Competition policy for the digital era

This report explores how competition policy should evolve to continue to promote pro-consumer innovation in the digital age.

What are the main specific features of digital markets ?

3 key characteristics of the digital economy:

  • The cost of production of digital services is much less than proportional to the number of customers served. The digital world pushes it to the extreme. This can result in a significant competitive advantage for incumbents.
  • The convenience of using a technology or a service increases with the number of users that adopt it. Consequently, it is not enough for a new entrant to offer better quality and/or a lower price than the incumbent does; it also has to convince users of the incumbent to coordinate their migration to its own services. Network effects could thus prevent a superior platform from displacing an established incumbent. The size of this “incumbency advantage” depends on a number of factors, including the possibility of multi-homing, data portability, and data interoperability.
  • The evolution of technology has made it possible for companies to collect, store, and use large amounts of data. Data is a crucial input to many online services, production processes, and logistics. Therefore, the ability to use data to develop new, innovative services and products is a competitive parameter whose relevance will continue to increase.

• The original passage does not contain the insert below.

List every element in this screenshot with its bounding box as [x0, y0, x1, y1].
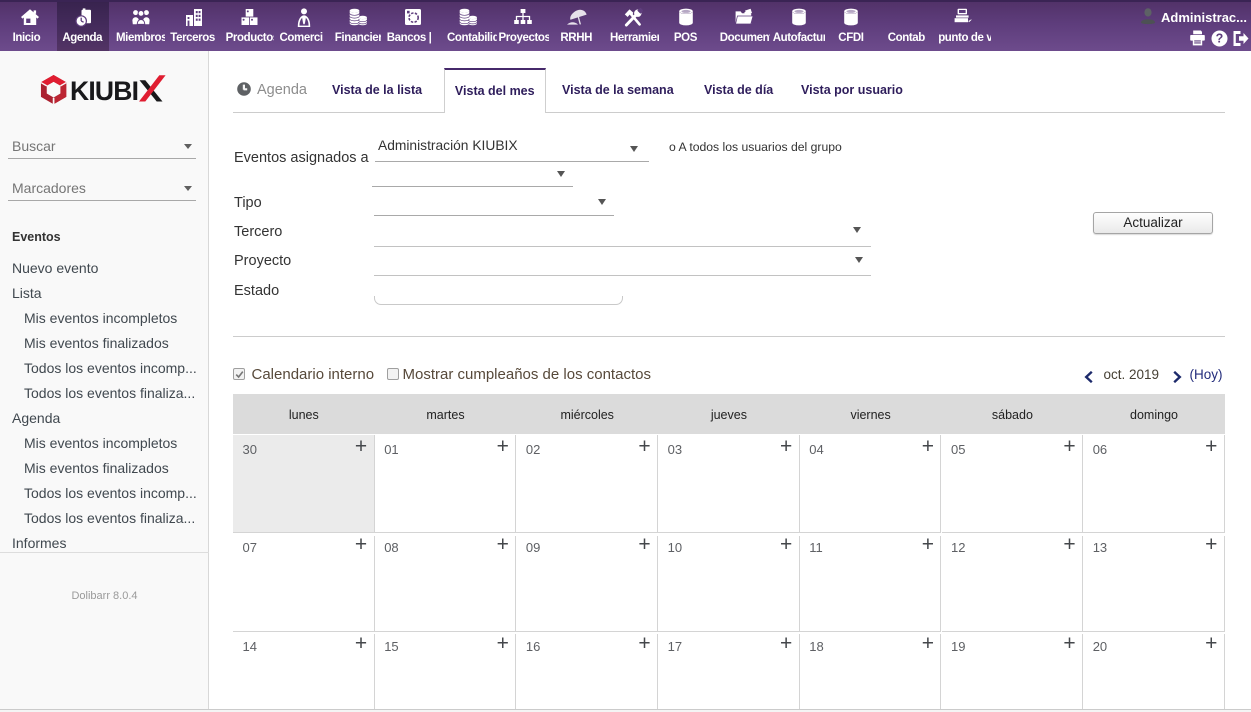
svg-text:?: ? — [1216, 32, 1224, 46]
svg-text:KIUBI: KIUBI — [70, 76, 138, 106]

A consequence of these characteristics is the presence of strong “economies of scope”, which favour the development of ecosystems and give incumbents a strong competitive advantage. Large incumbent digital players are very difficult to dislodge. There is also a reasonable concern that dominant digital firms have strong incentives to engage in anti-competitive behaviour.

 

What should be the goals of EU competition law in the digital era ?

The basic framework of competition law, as embedded in Articles 101 and 102 of the TFEU, continues to provide a sound and sufficiently flexible basis for protecting competition in the digital era.

BUT:

  • even where consumer harm cannot be precisely measured, strategies employed by dominant platforms aimed at reducing the competitive pressure they face should be forbidden in the absence of clearly documented consumer welfare gains;
  • in digital markets, we should put less emphasis on analysis of market definition, and more emphasis on theories of harm and identification of anti-competitive strategies;
  • even in an apparently fragmented marketplace, there can be market power  linked to the concept of “unavoidable trading partner” and has sometimes been called “intermediation power” in the area of platforms. If data that is not available to market entrants provides a strong competitive advantage, its possession may lead to market dominance. Therefore, any discussion of market power should analyse, case by case, the access to data available to the presumed dominant firm but not to competitors, and the sustainability of any such differential access to data.

What is the application of competition rules to digital platforms and data ?

In order to encourage exploration by consumers and to allow entrant platforms to attract them through the offer of targeted services, it is key to ensure that multihoming and switching are possible and dominant platforms do not impede it. Data regulation can play an important role to foster multihoming, the offering of complementary services, and therefore competition:

  • data portability, i.e. the ability of users to transfer elsewhere the data that a platform has collected about them;
  • interoperability (in its various specifications, namely protocol interoperability, data interoperability, full protocol interoperability).

What is the role of merger control in preserving competition and innovation ?

This issue deal with acquisitions by dominant platforms of small start-ups with a quickly growing user base and significant competitive potential.

Many of these acquisitions may escape the Commission’s jurisdiction because they take place when the start-ups do not yet generate sufficient turnover to meet the thresholds set out in the EUMR. The best way to handle these acquisitions is to inject some “horizontal” elements into the “conglomerate” theories of harm and try to answer the following questions:

(i) Does the acquirer benefit from barriers to entry linked to network effects or use of data?
(ii) Is the target a potential or actual competitive constraint within the technological/users space or ecosystem?
(iii) Does its elimination increase market power within this space notably through increased barriers to entry?
(iv) If so, is the merger justified by efficiencies?

The test proposed here would imply a heightened degree of control of acquisitions of small start-ups by dominant platforms and/or ecosystems, to be analysed as a possible strategy against partial user defection from the ecosystem.